Whatever the passion or interest of the reader, the application of transformative community practice as described in these pages, overlaid with a commitment to the time to genuinely engage in the process of transformation will achieve positive results. A shift is taking place toward a commitment to community, and with it comes a collective sense of responsibility. Change agents must believe that a positive vision of change is realistic and they must share that vision with everyone.

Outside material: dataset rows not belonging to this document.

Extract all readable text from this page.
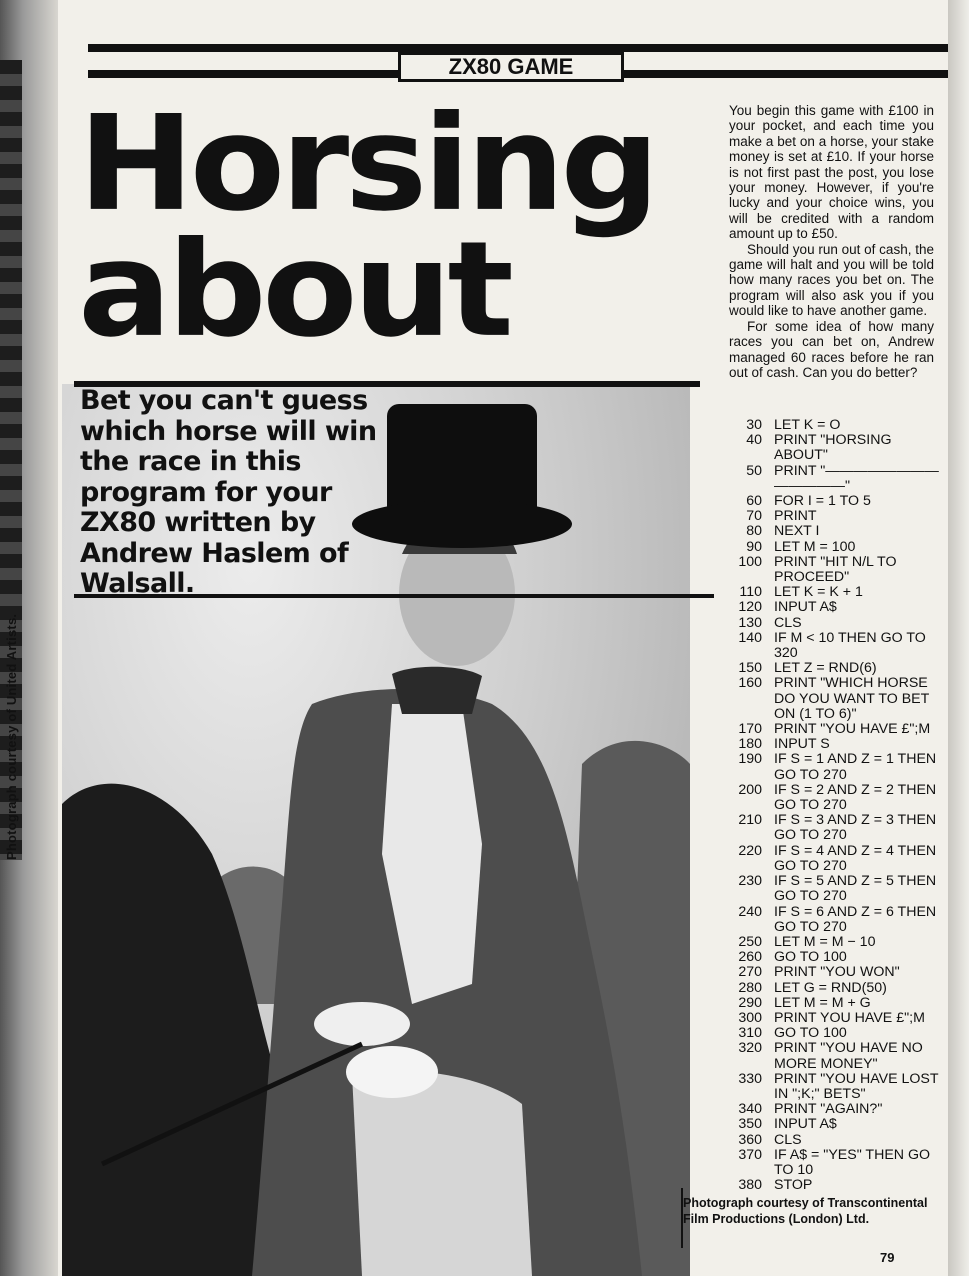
Photograph courtesy of United Artists.
ZX80 GAME
Horsing
about

You begin this game with £100 in your pocket, and each time you make a bet on a horse, your stake money is set at £10. If your horse is not first past the post, you lose your money. However, if you're lucky and your choice wins, you will be credited with a random amount up to £50.

Should you run out of cash, the game will halt and you will be told how many races you bet on. The program will also ask you if you would like to have another game.

For some idea of how many races you can bet on, Andrew managed 60 races before he ran out of cash. Can you do better?

Bet you can't guess which horse will win the race in this program for your ZX80 written by Andrew Haslem of Walsall.
30 LET K = O
40 PRINT "HORSING ABOUT"
50 PRINT "———————— —————"
60 FOR I = 1 TO 5
70 PRINT
80 NEXT I
90 LET M = 100
100 PRINT "HIT N/L TO PROCEED"
110 LET K = K + 1
120 INPUT A$
130 CLS
140 IF M < 10 THEN GO TO 320
150 LET Z = RND(6)
160 PRINT "WHICH HORSE DO YOU WANT TO BET ON (1 TO 6)"
170 PRINT "YOU HAVE £";M
180 INPUT S
190 IF S = 1 AND Z = 1 THEN GO TO 270
200 IF S = 2 AND Z = 2 THEN GO TO 270
210 IF S = 3 AND Z = 3 THEN GO TO 270
220 IF S = 4 AND Z = 4 THEN GO TO 270
230 IF S = 5 AND Z = 5 THEN GO TO 270
240 IF S = 6 AND Z = 6 THEN GO TO 270
250 LET M = M − 10
260 GO TO 100
270 PRINT "YOU WON"
280 LET G = RND(50)
290 LET M = M + G
300 PRINT YOU HAVE £";M
310 GO TO 100
320 PRINT "YOU HAVE NO MORE MONEY"
330 PRINT "YOU HAVE LOST IN ";K;" BETS"
340 PRINT "AGAIN?"
350 INPUT A$
360 CLS
370 IF A$ = "YES" THEN GO TO 10
380 STOP
Photograph courtesy of Transcontinental Film Productions (London) Ltd.
79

A radical consciousness is not required to want to make one’s community safer for everyone. When I look at my own community, I see that there are resources enough to meet the needs of everyone. No one needs to be sleeping in dumpsters where they can be accidentally murdered by the cardboard compacter (as happened in Victoria in the fall of 2003). No one needs to continue using drugs when they want treatment. No one needs to turn tricks when they want to go to school. These things happen because the road map through our collectively created jungle is not clear enough to read. I offer my version of transformative community practice as a map through one corner of this quagmire. It takes a whole community, though, to sustain the gains made through transformative community practice. It requires a serious commitment to a new way of living and working together. I have experienced its effectiveness. I know it works.